Without saluting, without looking back, he rode out of Suzdal and headed north toward the great woods.
* * *
Stretching wearily Jurak stepped down from the car, taking the dispatches that a courier pressed into his hand. He scanned through them, taking particular note of the last one that had just been relayed up all the way from Huan.
Yankee aerosteamers report, leaving Xi’an. Sighted by station at Chu-lin. Heading east.
Chu-lin? It was the town where Ha’ark had staged maneuvers last year to show the superiority of the new weapons to the clan chieftains. Nearly a third of the way between Xi’an and Huan.
It had to be Hans. So he was going all the way. The airships most likely could get to Huan, but it was doubtful if any would ever be able to get back. This was the desperate bid, not just to disrupt his supplies but to destroy everything.
Brilliant … and insane madness.
He skimmed through the other dispatches. The transport carrying thirty new land ironclads was at Camagan and was off-loading already.
He jotted down two quick notes in the clumsy block print of the Rus and handed them to the telegrapher. Parked a hundred yards north of the track, three aerosteamers were waiting, the fastest of the new twin-engine designs, propellers spinning lazily. At his approach the pilots came stiffly to attention.
“Which one do I fly in?”
“Mine, my Qar Qarth.”
He nodded, walking up to the pilot. Strange, most likely five years ago this warrior was horse-mounted, illiterate, never dreaming of what would be.
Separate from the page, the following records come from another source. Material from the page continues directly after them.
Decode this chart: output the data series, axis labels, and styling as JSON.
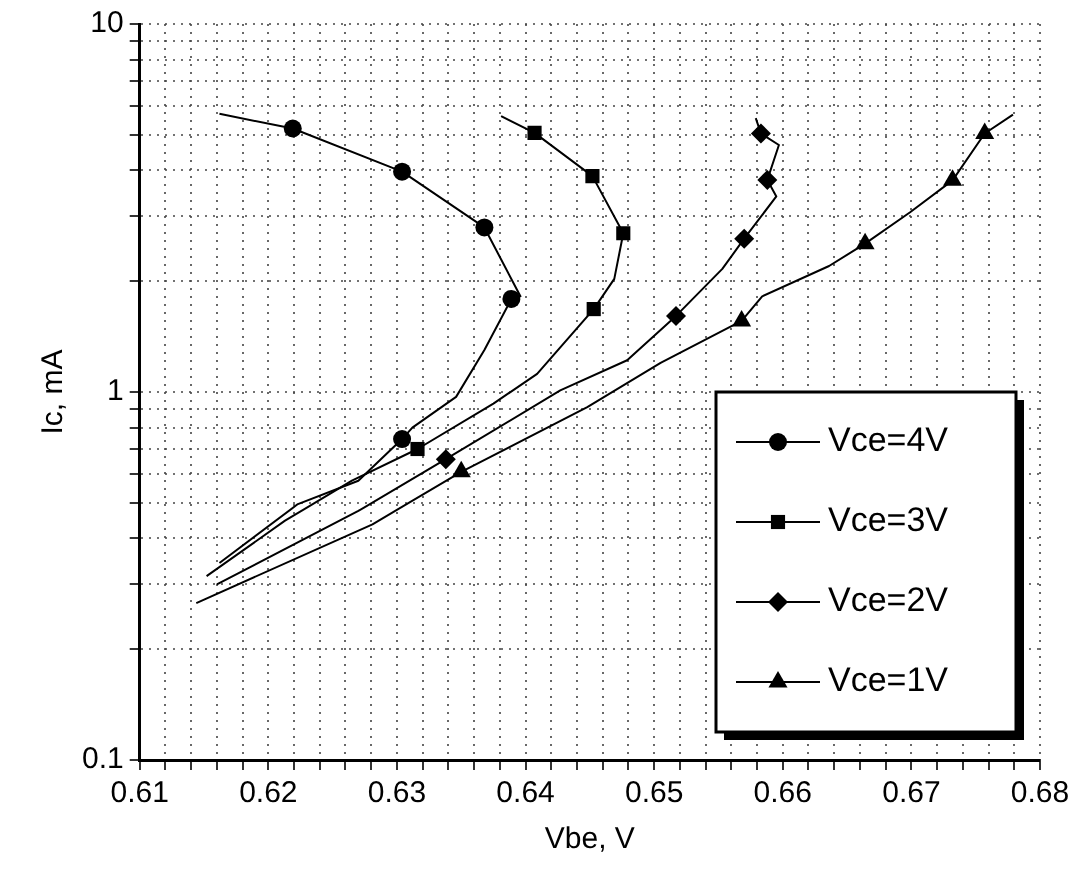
{
  "chart_data": {
    "type": "line",
    "xlabel": "Vbe, V",
    "ylabel": "Ic, mA",
    "log": "y",
    "grid": true,
    "legend": "bottom right",
    "line_style": "solid",
    "xlim": [
      0.61,
      0.68
    ],
    "xticks": [
      0.61,
      {
        "value": 0.612,
        "label": null
      },
      {
        "value": 0.614,
        "label": null
      },
      {
        "value": 0.616,
        "label": null
      },
      {
        "value": 0.618,
        "label": null
      },
      0.62,
      {
        "value": 0.622,
        "label": null
      },
      {
        "value": 0.624,
        "label": null
      },
      {
        "value": 0.626,
        "label": null
      },
      {
        "value": 0.628,
        "label": null
      },
      0.63,
      {
        "value": 0.632,
        "label": null
      },
      {
        "value": 0.634,
        "label": null
      },
      {
        "value": 0.636,
        "label": null
      },
      {
        "value": 0.638,
        "label": null
      },
      0.64,
      {
        "value": 0.642,
        "label": null
      },
      {
        "value": 0.644,
        "label": null
      },
      {
        "value": 0.646,
        "label": null
      },
      {
        "value": 0.648,
        "label": null
      },
      0.65,
      {
        "value": 0.652,
        "label": null
      },
      {
        "value": 0.654,
        "label": null
      },
      {
        "value": 0.656,
        "label": null
      },
      {
        "value": 0.658,
        "label": null
      },
      0.66,
      {
        "value": 0.662,
        "label": null
      },
      {
        "value": 0.664,
        "label": null
      },
      {
        "value": 0.666,
        "label": null
      },
      {
        "value": 0.668,
        "label": null
      },
      0.67,
      {
        "value": 0.672,
        "label": null
      },
      {
        "value": 0.674,
        "label": null
      },
      {
        "value": 0.676,
        "label": null
      },
      {
        "value": 0.678,
        "label": null
      },
      0.68
    ],
    "ylim": [
      0.1,
      10
    ],
    "yticks": [
      0.1,
      {
        "value": 0.2,
        "label": null
      },
      {
        "value": 0.3,
        "label": null
      },
      {
        "value": 0.4,
        "label": null
      },
      {
        "value": 0.5,
        "label": null
      },
      {
        "value": 0.6,
        "label": null
      },
      {
        "value": 0.7,
        "label": null
      },
      {
        "value": 0.8,
        "label": null
      },
      {
        "value": 0.9,
        "label": null
      },
      1,
      {
        "value": 2,
        "label": null
      },
      {
        "value": 3,
        "label": null
      },
      {
        "value": 4,
        "label": null
      },
      {
        "value": 5,
        "label": null
      },
      {
        "value": 6,
        "label": null
      },
      {
        "value": 7,
        "label": null
      },
      {
        "value": 8,
        "label": null
      },
      {
        "value": 9,
        "label": null
      },
      10
    ],
    "series": [
      {
        "type": "line",
        "marker": "none",
        "color": "#000000",
        "x": [
          0.6162,
          0.6219,
          0.6304,
          0.6368,
          0.6396,
          0.6389,
          0.6368,
          0.6346,
          0.6312,
          0.6304,
          0.627,
          0.6223,
          0.6162
        ],
        "values": [
          5.7,
          5.2,
          3.97,
          2.8,
          1.82,
          1.79,
          1.3,
          0.97,
          0.8,
          0.745,
          0.574,
          0.496,
          0.343
        ]
      },
      {
        "type": "line",
        "marker": "none",
        "color": "#000000",
        "x": [
          0.6381,
          0.6407,
          0.6452,
          0.6476,
          0.6469,
          0.6453,
          0.6409,
          0.6375,
          0.6316,
          0.6265,
          0.6213,
          0.6152
        ],
        "values": [
          5.62,
          5.06,
          3.86,
          2.7,
          2.03,
          1.68,
          1.12,
          0.93,
          0.7,
          0.574,
          0.447,
          0.316
        ]
      },
      {
        "type": "line",
        "marker": "none",
        "color": "#000000",
        "x": [
          0.6579,
          0.6583,
          0.6597,
          0.6588,
          0.6595,
          0.657,
          0.6553,
          0.6517,
          0.6479,
          0.6427,
          0.6338,
          0.627,
          0.616
        ],
        "values": [
          5.55,
          5.04,
          4.69,
          3.77,
          3.4,
          2.61,
          2.16,
          1.61,
          1.22,
          1.01,
          0.657,
          0.475,
          0.3
        ]
      },
      {
        "type": "line",
        "marker": "none",
        "color": "#000000",
        "x": [
          0.6779,
          0.6757,
          0.6732,
          0.6699,
          0.6664,
          0.6636,
          0.6584,
          0.6568,
          0.6505,
          0.6448,
          0.635,
          0.6281,
          0.6144
        ],
        "values": [
          5.67,
          5.04,
          3.76,
          3.08,
          2.53,
          2.2,
          1.82,
          1.56,
          1.2,
          0.91,
          0.607,
          0.437,
          0.267
        ]
      },
      {
        "type": "scatter",
        "name": "Vce=4V",
        "marker": "circle",
        "color": "#000000",
        "x": [
          0.6219,
          0.6304,
          0.6368,
          0.6389,
          0.6304
        ],
        "values": [
          5.2,
          3.97,
          2.8,
          1.79,
          0.745
        ]
      },
      {
        "type": "scatter",
        "name": "Vce=3V",
        "marker": "square",
        "color": "#000000",
        "x": [
          0.6407,
          0.6452,
          0.6476,
          0.6453,
          0.6316
        ],
        "values": [
          5.06,
          3.86,
          2.7,
          1.68,
          0.7
        ]
      },
      {
        "type": "scatter",
        "name": "Vce=2V",
        "marker": "diamond",
        "color": "#000000",
        "x": [
          0.6583,
          0.6588,
          0.657,
          0.6517,
          0.6338
        ],
        "values": [
          5.04,
          3.77,
          2.61,
          1.61,
          0.657
        ]
      },
      {
        "type": "scatter",
        "name": "Vce=1V",
        "marker": "triangle",
        "color": "#000000",
        "x": [
          0.6757,
          0.6732,
          0.6664,
          0.6568,
          0.635
        ],
        "values": [
          5.04,
          3.76,
          2.53,
          1.56,
          0.607
        ]
      }
    ]
  }
}
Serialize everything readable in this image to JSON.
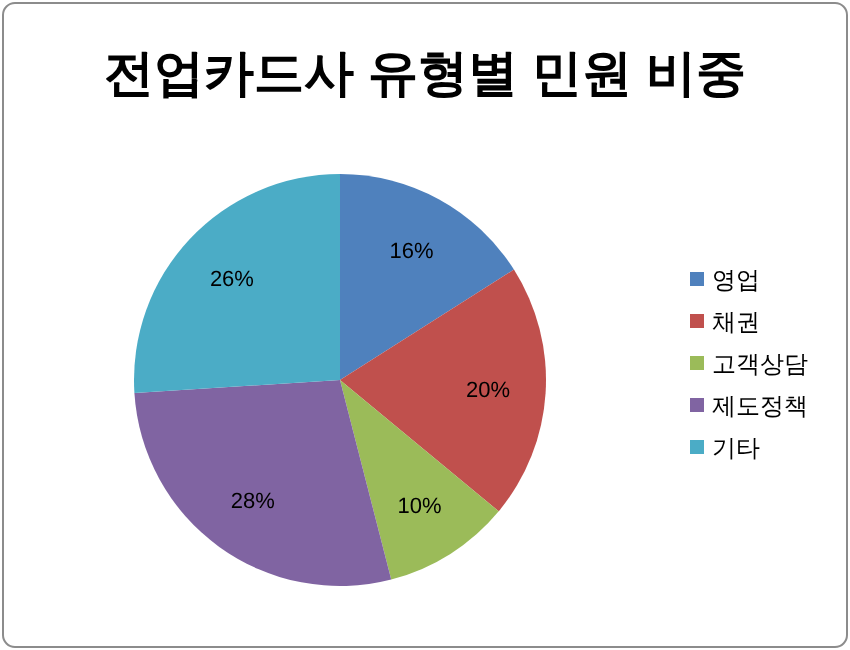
{
  "chart_data": {
    "type": "pie",
    "title": "전업카드사 유형별 민원 비중",
    "categories": [
      "영업",
      "채권",
      "고객상담",
      "제도정책",
      "기타"
    ],
    "values": [
      16,
      20,
      10,
      28,
      26
    ],
    "colors": [
      "#4f81bd",
      "#c0504d",
      "#9bbb59",
      "#8064a2",
      "#4bacc6"
    ],
    "value_labels": [
      "16%",
      "20%",
      "10%",
      "28%",
      "26%"
    ],
    "legend": "right"
  }
}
Jurak slowly walked around the machine, inspecting it. He felt a slight knot in his stomach. He had never much cared for flying, but on the old world it was in vast cavernous six-engine transports, capable of spanning continents to disgorge hundreds of assault troops. Now it was a flimsy hybrid, a sausagelike hydrogen airship with wings tacked on for lift and wheezing steam engines for power. The only factor that even allowed this damn thing to fly was the lighter gravity of this world, and even with that it could barely stagger aloft.
Taking a deep breath, he reached up and pulled himself into the cockpit and strapped into the narrow forward seat, the pilot climbing up to sit behind him.
“My Qar Qarth, the umbrella pack is what you are sitting on. Hook the harnesses over your shoulder. If I tell you to get out, do it quick. You then pull the rope on your left side.”
Jurak nodded as he followed the pilot’s orders.
“The gun between your feet, my Qarth. You are responsible for shooting that. The hand crank on your right side fires it.”
Jurak knew a bit more about this, having sketched out the designs of it more than a year ago, a primitive crank-powered machine gun.
“Are you ready, sire?”
“Ready.”
Within seconds both engines were at full power, and the machine slowly lurched forward, bouncing and rolling over the rough grassy field, and finally lifted, heading due west into the morning breeze.
The pilot banked the machine, passing over the locomotive that had carried him two hundred miles back from Capua during the night. As they leveled out, flying low, less than a hundred feet off the ground, he caught a glimpse of one of his two escorts turning sharply, cutting in to come up on their left side. Below, hundreds of Chin slaves stopped their labors for a moment, faces upturned to watch.